Começam assim as "Tripas" do Padre José Agostinho de Macedo (1823):
Se quem se mete com rapazes amanhece borrado, como poderia eu ficar muito limpo metendo-me com Tripas! E que tirei eu a limpo de todos os meus combates? Livros, e livros, escritos, e escritos contra a Seita Pedreiral, um denodo, uma valentia a toda a prova na época em que a Veneranda com as mãos de fora, com a faca, e queijo na mão, partia e repartia muito à sua vontade, ataquei esta vil canalha, ou miserável cambada de gaiatos (...)
Macedo escreve as Tripas numa altura de mudanças, de oscilação entre liberais e miguelistas... e ele próprio acabará por oscilar, apesar desta veemência:
Mas, dificilmente encontramos uma denúncia tão explícita contra a Maçonaria:(...) nem os temi, quando os via de dia no Gabinete e de noite na Loja, e com arrojo tal que não há um bom Português, que quer dizer um bom Realista, que não conhecesse que a minha vida andava em perigo, porque ousei ser o mais franco Campeão da Pátria, das Leis, da Religião, do Trono, da virtude, e da verdade. Com tudo isto dei bom burro a dizimo! Acho-me com as mãos atadas. Boa recompensa! Ah Portugal, Portugal! Se eu me tivera lançado no partido infame dos Pedreiros Livres, teria em sua época chegado às honras, e ao fastigio das coisas humanas e menos pateta do que eles, ainda no mais eminente boleo, eu me saberia conservar seguro, e teria cravado hum prego de galiota na roda da fortuna. Mas seja embora o meu jantar uma sardinha, ou sardinha nenhuma, nunca farei nada bom, e nada mau, por paga, ou recompensa humana.
Está dito ate à saciedade, e mostrada até evidência, que um dos fitos da Pedreirada é o extermínio da Religião; a terra com os altares (e quando se consertarão muitos que eles agora demoliram?) Eles crêem tanto em Deus, como eu creio neles. Mesmo a frasezinha que trazem sempre no bico — O Supremo Arquitecto, o Grande Arquitecto, é uma irrisão manifesta. Tirado este principio da existência de Deus, e de Deus revelado, que Religião pode ter quem nega seu Divino Autor? Só para os Pedreiros há a Religião do Juramento, sendo um dos preceitos do Decálogo, é cousa para eles de zombaria, porque o anunciador do Decálogo - Moisés; é para os Pedreiros Livres um dos três Impostores, Moisés, Jesus Cristo e Maomé; e sendo para eles galhofa o Juramento, não há cousa em que estes patifes mais tenham insistido. Desde que apontou a Regeneração não temos feito mais que jurar, jurar, jurar, e para quê, ou porquê?Porque eles conhecem que a totalidade da Nação é sã, e querem segurar-se com a Religião do juramento que liga a consciência.

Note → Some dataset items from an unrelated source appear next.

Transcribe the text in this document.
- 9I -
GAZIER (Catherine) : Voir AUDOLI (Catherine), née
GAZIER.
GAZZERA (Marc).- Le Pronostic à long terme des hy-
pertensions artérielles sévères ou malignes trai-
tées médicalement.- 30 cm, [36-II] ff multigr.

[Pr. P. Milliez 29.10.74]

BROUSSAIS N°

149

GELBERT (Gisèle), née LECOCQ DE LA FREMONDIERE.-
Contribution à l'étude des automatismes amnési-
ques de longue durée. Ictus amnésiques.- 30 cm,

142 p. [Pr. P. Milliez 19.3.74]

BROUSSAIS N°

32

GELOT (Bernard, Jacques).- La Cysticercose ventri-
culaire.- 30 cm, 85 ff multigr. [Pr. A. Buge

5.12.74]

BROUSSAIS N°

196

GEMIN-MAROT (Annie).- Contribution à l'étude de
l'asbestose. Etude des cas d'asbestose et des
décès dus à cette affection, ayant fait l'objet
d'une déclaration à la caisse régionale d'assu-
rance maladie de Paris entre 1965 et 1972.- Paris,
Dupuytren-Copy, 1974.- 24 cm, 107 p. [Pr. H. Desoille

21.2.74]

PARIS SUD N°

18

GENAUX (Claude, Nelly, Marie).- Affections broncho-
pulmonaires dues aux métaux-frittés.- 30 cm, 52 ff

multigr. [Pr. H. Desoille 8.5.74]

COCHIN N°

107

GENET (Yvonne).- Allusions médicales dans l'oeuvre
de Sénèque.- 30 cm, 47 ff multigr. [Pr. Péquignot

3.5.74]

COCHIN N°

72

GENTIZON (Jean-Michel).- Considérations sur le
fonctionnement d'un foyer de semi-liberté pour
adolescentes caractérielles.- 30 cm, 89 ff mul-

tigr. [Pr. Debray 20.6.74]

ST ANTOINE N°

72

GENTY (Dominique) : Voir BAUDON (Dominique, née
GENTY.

O discurso gira em torno da aprovação da Constituição de 1820 (notando que 24 de Agosto carregava o simbolismo do Massacre de S. Bartolomeu, algo que não teria passado despercebido à tendência jacobina, ateia, influenciada directamente pela Maçonaria Francesa, enquanto que a tendência liberal, teísta, estava mais ligada à Maçonaria Inglesa). Ainda sob o espectro do "reino de terror" jacobino, da Revolução Francesa, continuava José Agostinho de Macedo:
Converteram-se de Procuradores em Déspotas descarados. Proclamaram, a Soberania do Povo; mas este Povo não éramos nós, eram eles. Depois de extorquirem a maior parte das Procurações como nós sabemos, não nos deixaram mais acto algum de soberania, e fizeram irrevogáveis os poderes que lhe concedemos. (...)
O primeiro sinal do Despotismo, e da nossa desgraça foi a enorme força armada de que se fizeram continuamente cercados nossos Augustos, e Soberanos Procuradores. Com Bayonetas nos trouxeram a quimérica, e ilusória Regeneração, com Bayonetas nos ditam Leis com mais orgulho e soberania que o Sultão aos Eunucos do Serralho.
Macedo não resiste a personalizar: Ferreira Borges, e em particular Manuel Fernandes Tomás...
Chorai Povos, que morreu Manoel Fernandes! Quem não estoiraria de riso por, baixo, e por cima? Sairmos no outro dia de nossas casas cobertos de dó, alimpando os olhos, e respondendo aos que nos perguntassem porque chorávamos? Morreu o Manoel Fernandes . . . . E quem era esse Manoel Fernandes? Era o Patriarca .... De quem ? Dos patifes.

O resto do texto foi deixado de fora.